У него не было поблизости ни одного человека, к которому он мог бы придти и хотя бы отогреться, хотя бы выпить чашку пусть не сладкого, но горячего чая. Москва была жестока к нему. Когда-то он лютой ненавистью ненавидел свою малую родину Няндому, эту заросшую тухлой плесенью провинцию, в которой никому ничего не было нужно, а жизнь текла как пролитый кефир. Коваленко, как мог, старался уехать оттуда, потому что там никому были не нужны его песни и никто не воспринимал его как гения, а он сам себя таковым считал.

Он искренне верил, что только Москва даст ему шанс "прорваться", только в Москве можно вытащить счастливый билет и начать жить, а не существовать, коптя небо. А вот теперь Няндомский композитор мерз, был голодным и вспоминал свою покрытую плесенью Няндому как какой-то рай, где он мог бы зайти к друзьям поболтать, поиграть на гитаре.

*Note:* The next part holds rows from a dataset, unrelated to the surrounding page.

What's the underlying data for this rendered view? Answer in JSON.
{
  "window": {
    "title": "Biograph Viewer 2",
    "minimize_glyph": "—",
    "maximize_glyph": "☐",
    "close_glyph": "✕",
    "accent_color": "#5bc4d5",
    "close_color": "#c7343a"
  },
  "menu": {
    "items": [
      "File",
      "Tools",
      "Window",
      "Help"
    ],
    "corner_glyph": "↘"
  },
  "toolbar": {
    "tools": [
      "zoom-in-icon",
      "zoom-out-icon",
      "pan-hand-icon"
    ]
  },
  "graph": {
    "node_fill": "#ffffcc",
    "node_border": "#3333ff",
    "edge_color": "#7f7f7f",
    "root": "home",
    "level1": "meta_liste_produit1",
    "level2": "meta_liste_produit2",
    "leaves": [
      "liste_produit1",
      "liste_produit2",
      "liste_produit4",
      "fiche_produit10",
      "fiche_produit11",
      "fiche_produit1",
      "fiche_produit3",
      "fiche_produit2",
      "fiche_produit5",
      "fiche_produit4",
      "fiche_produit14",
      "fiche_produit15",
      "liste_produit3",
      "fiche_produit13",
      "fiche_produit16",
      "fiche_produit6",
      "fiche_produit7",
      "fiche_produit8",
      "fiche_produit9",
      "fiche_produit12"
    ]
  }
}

И там бы его угостили и чаем, и даже булкой с маслом и колбасой. В Москве у него друзей не было. Да и есть ли они у кого-то в этом городе вообще. Здесь лучшие друзья у каждого только одни – это баксы, евро, в крайнем случае рубли.

Но Коваленко не терял надежды, что когда-нибудь и он заимеет столько этих московских "друзей", сколько только душа его пожелает. Да, пусть он поет и играет пока в бандитском гадюшнике, где его унижают и уже несколько раз получал по шее от недовольных посетителей – все это провинциальный композитор воспринимал как должное – как испытание, которое посылает ему бог для того чтобы в скором времени засыпать немыслимыми дарами за его талант и упорство. Черт дернул его совать свои записи Татьяне. Она казалось ему такой простой, такой доброй, девушкой из народа, которая сама поднялась с самого низа и должна была, по его мнению, помогать провинциальным композиторам, у которых в Москве ни кола, ни двора, ни друзей.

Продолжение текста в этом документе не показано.